We're of course open to contributions on issues like this, but I'm
wondering if your use case would be better served by directly using
the underlying parser library. If not, how about an extension point
like the one defined in the patch below?
BR,
Jukka Zitting
Index: src/main/java/org/apache/tika/parser/html/HtmlParser.java
===================================================================
--- src/main/java/org/apache/tika/parser/html/HtmlParser.java (revision
724309)
+++ src/main/java/org/apache/tika/parser/html/HtmlParser.java (working copy)
@@ -84,6 +84,31 @@
}
+ /**
+ * Extra handler that can be specified by the client application for
+ * additional processing of raw HTML SAX events generated by NekoHTML.
+ */
+ private ContentHandler extension;
+
+ /**
+ * Returns the configured extension handler.
+ *
+ * @return configured extension handler, or <code>null</code>
+ */
+ public ContentHandler getExtension() {
+ return extension;
+ }
+
+ /**
+ * Sets an extension handler for additional processing of the raw HTML
+ * SAX events generated by the underlying HTML parser.
+ *
+ * @param extension extension handler
+ */
+ public void setExtension(ContentHandler extension) {
+ this.extension = extension;
+ }
+
public void parse(
InputStream stream, ContentHandler handler, Metadata metadata)
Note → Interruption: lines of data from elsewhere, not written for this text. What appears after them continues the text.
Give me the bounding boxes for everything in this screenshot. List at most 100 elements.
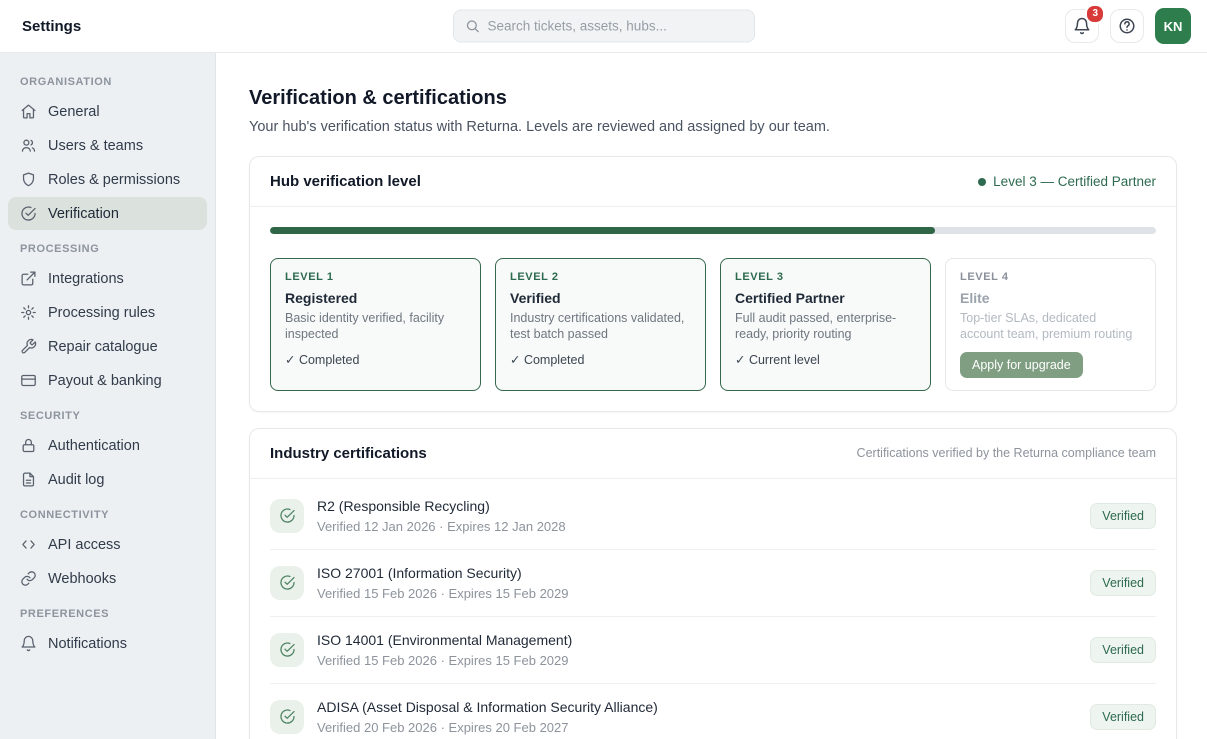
industry-certifications-header: Industry certifications Certifications v… — [250, 429, 1176, 479]
level-name: Elite — [960, 290, 1141, 306]
users-icon — [20, 137, 37, 154]
topbar-actions: 3 KN — [1065, 8, 1191, 44]
verified-badge: Verified — [1090, 503, 1156, 529]
level-description: Basic identity verified, facility inspec… — [285, 310, 466, 343]
certification-text: ISO 27001 (Information Security)Verified… — [317, 565, 1077, 601]
level-card-4: LEVEL 4EliteTop-tier SLAs, dedicated acc… — [945, 258, 1156, 391]
help-icon — [1118, 17, 1136, 35]
sidebar-item-payout-banking[interactable]: Payout & banking — [8, 364, 207, 397]
credit-card-icon — [20, 372, 37, 389]
apply-for-upgrade-button[interactable]: Apply for upgrade — [960, 352, 1083, 378]
certification-name: ADISA (Asset Disposal & Information Secu… — [317, 699, 1077, 715]
verified-badge: Verified — [1090, 570, 1156, 596]
certification-dates: Verified 12 Jan 2026 · Expires 12 Jan 20… — [317, 519, 1077, 534]
sidebar-item-label: Users & teams — [48, 138, 143, 154]
code-icon — [20, 536, 37, 553]
verification-progress-fill — [270, 227, 935, 234]
sidebar: ORGANISATION General Users & teams Roles & … — [0, 53, 216, 739]
hub-verification-card-body: LEVEL 1 Registered Basic identity verified… — [250, 207, 1176, 411]
sidebar-section-label: ORGANISATION — [20, 76, 195, 88]
sidebar-item-label: Payout & banking — [48, 373, 162, 389]
hub-verification-card: Hub verification level Level 3 — Certifi… — [249, 156, 1177, 412]
verified-check-icon — [270, 499, 304, 533]
level-description: Industry certifications validated, test … — [510, 310, 691, 343]
sidebar-section-label: SECURITY — [20, 410, 195, 422]
notification-count-badge: 3 — [1085, 4, 1105, 24]
sidebar-section-label: PREFERENCES — [20, 608, 195, 620]
certification-row: ADISA (Asset Disposal & Information Secu… — [270, 684, 1156, 739]
certification-dates: Verified 15 Feb 2026 · Expires 15 Feb 20… — [317, 586, 1077, 601]
global-search[interactable] — [453, 10, 755, 43]
level-tag: LEVEL 1 — [285, 271, 466, 283]
verification-levels: LEVEL 1 Registered Basic identity verified… — [270, 258, 1156, 391]
level-tag: LEVEL 4 — [960, 271, 1141, 283]
sidebar-item-roles-permissions[interactable]: Roles & permissions — [8, 163, 207, 196]
verified-check-icon — [270, 633, 304, 667]
sidebar-item-label: Webhooks — [48, 571, 116, 587]
sidebar-section-label: PROCESSING — [20, 243, 195, 255]
certification-row: ISO 14001 (Environmental Management) Veri… — [270, 617, 1156, 684]
link-icon — [20, 570, 37, 587]
sidebar-item-audit-log[interactable]: Audit log — [8, 463, 207, 496]
sidebar-item-verification[interactable]: Verification — [8, 197, 207, 230]
current-level-label: Level 3 — Certified Partner — [993, 174, 1156, 189]
sidebar-item-repair-catalogue[interactable]: Repair catalogue — [8, 330, 207, 363]
check-circle-icon — [20, 205, 37, 222]
verification-progress-track — [270, 227, 1156, 234]
sidebar-item-users-teams[interactable]: Users & teams — [8, 129, 207, 162]
certification-dates: Verified 20 Feb 2026 · Expires 20 Feb 20… — [317, 720, 1077, 735]
level-name: Registered — [285, 290, 466, 306]
certification-row: ISO 27001 (Information Security)Verified… — [270, 550, 1156, 617]
sidebar-item-label: Integrations — [48, 271, 124, 287]
sidebar-item-general[interactable]: General — [8, 95, 207, 128]
current-level-status: Level 3 — Certified Partner — [978, 174, 1156, 189]
wrench-icon — [20, 338, 37, 355]
help-button[interactable] — [1110, 9, 1144, 43]
sidebar-item-label: Audit log — [48, 472, 104, 488]
sidebar-item-webhooks[interactable]: Webhooks — [8, 562, 207, 595]
notifications-button[interactable]: 3 — [1065, 9, 1099, 43]
verified-badge: Verified — [1090, 637, 1156, 663]
user-avatar[interactable]: KN — [1155, 8, 1191, 44]
top-bar: Settings 3 KN — [0, 0, 1207, 53]
sidebar-item-label: Authentication — [48, 438, 140, 454]
hub-verification-title: Hub verification level — [270, 173, 421, 190]
certification-row: R2 (Responsible Recycling)Verified 12 Ja… — [270, 483, 1156, 550]
verified-check-icon — [270, 700, 304, 734]
sidebar-item-integrations[interactable]: Integrations — [8, 262, 207, 295]
level-tag: LEVEL 2 — [510, 271, 691, 283]
compliance-note: Certifications verified by the Returna c… — [857, 446, 1156, 460]
certification-dates: Verified 15 Feb 2026 · Expires 15 Feb 20… — [317, 653, 1077, 668]
sidebar-item-label: Repair catalogue — [48, 339, 158, 355]
page-subtitle: Your hub's verification status with Retu… — [249, 119, 1177, 135]
page-title: Verification & certifications — [249, 87, 1177, 110]
sidebar-section-label: CONNECTIVITY — [20, 509, 195, 521]
sidebar-item-api-access[interactable]: API access — [8, 528, 207, 561]
search-input[interactable] — [488, 19, 743, 34]
level-card-1: LEVEL 1 Registered Basic identity verified… — [270, 258, 481, 391]
gear-icon — [20, 304, 37, 321]
sidebar-item-label: Processing rules — [48, 305, 155, 321]
certification-text: ADISA (Asset Disposal & Information Secu… — [317, 699, 1077, 735]
shield-icon — [20, 171, 37, 188]
level-card-3: LEVEL 3Certified PartnerFull audit passe… — [720, 258, 931, 391]
sidebar-item-label: Verification — [48, 206, 119, 222]
external-link-icon — [20, 270, 37, 287]
sidebar-item-processing-rules[interactable]: Processing rules — [8, 296, 207, 329]
certification-text: R2 (Responsible Recycling)Verified 12 Ja… — [317, 498, 1077, 534]
sidebar-item-notifications[interactable]: Notifications — [8, 627, 207, 660]
sidebar-item-authentication[interactable]: Authentication — [8, 429, 207, 462]
level-card-2: LEVEL 2 Verified Industry certifications v… — [495, 258, 706, 391]
level-tag: LEVEL 3 — [735, 271, 916, 283]
level-status: ✓ Completed — [510, 352, 691, 367]
certification-name: ISO 14001 (Environmental Management) — [317, 632, 1077, 648]
industry-certifications-title: Industry certifications — [270, 445, 427, 462]
main-content: Verification & certifications Your hub's… — [216, 53, 1207, 739]
level-status: ✓ Completed — [285, 352, 466, 367]
level-name: Verified — [510, 290, 691, 306]
app-layout: ORGANISATION General Users & teams Roles & … — [0, 53, 1207, 739]
certification-list: R2 (Responsible Recycling)Verified 12 Ja… — [250, 479, 1176, 739]
home-icon — [20, 103, 37, 120]
search-icon — [465, 19, 480, 34]
status-dot-icon — [978, 178, 986, 186]
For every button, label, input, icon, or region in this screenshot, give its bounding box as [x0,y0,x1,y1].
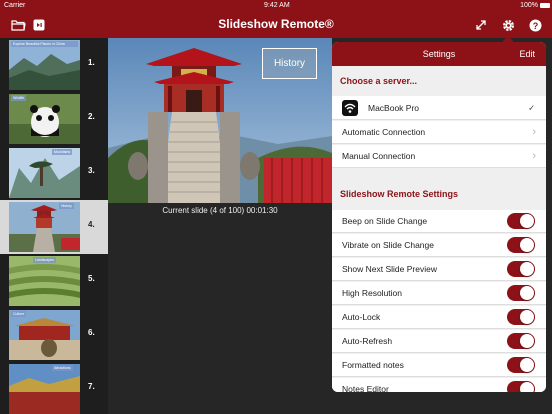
slide-7-image [9,364,80,414]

throws IOException, SAXException, TikaException {
@@ -102,9 +127,17 @@
new MatchingContentHandler(getTitleHandler(metadata), title),
new MatchingContentHandler(getMetaHandler(metadata), meta));
+ // Simplify the HTML for Tika clients
+ handler = new XHTMLDowngradeHandler(handler);
+
+ // Add the configured extension, if any
+ if (extension != null) {
+ handler = new TeeContentHandler(handler, extension);
+ }
+
// Parse the HTML document
SAXParser parser = new SAXParser();
- parser.setContentHandler(new XHTMLDowngradeHandler(handler));
+ parser.setContentHandler(handler);
parser.parse(new InputSource(Utils.getUTF8Reader(stream, metadata)));
}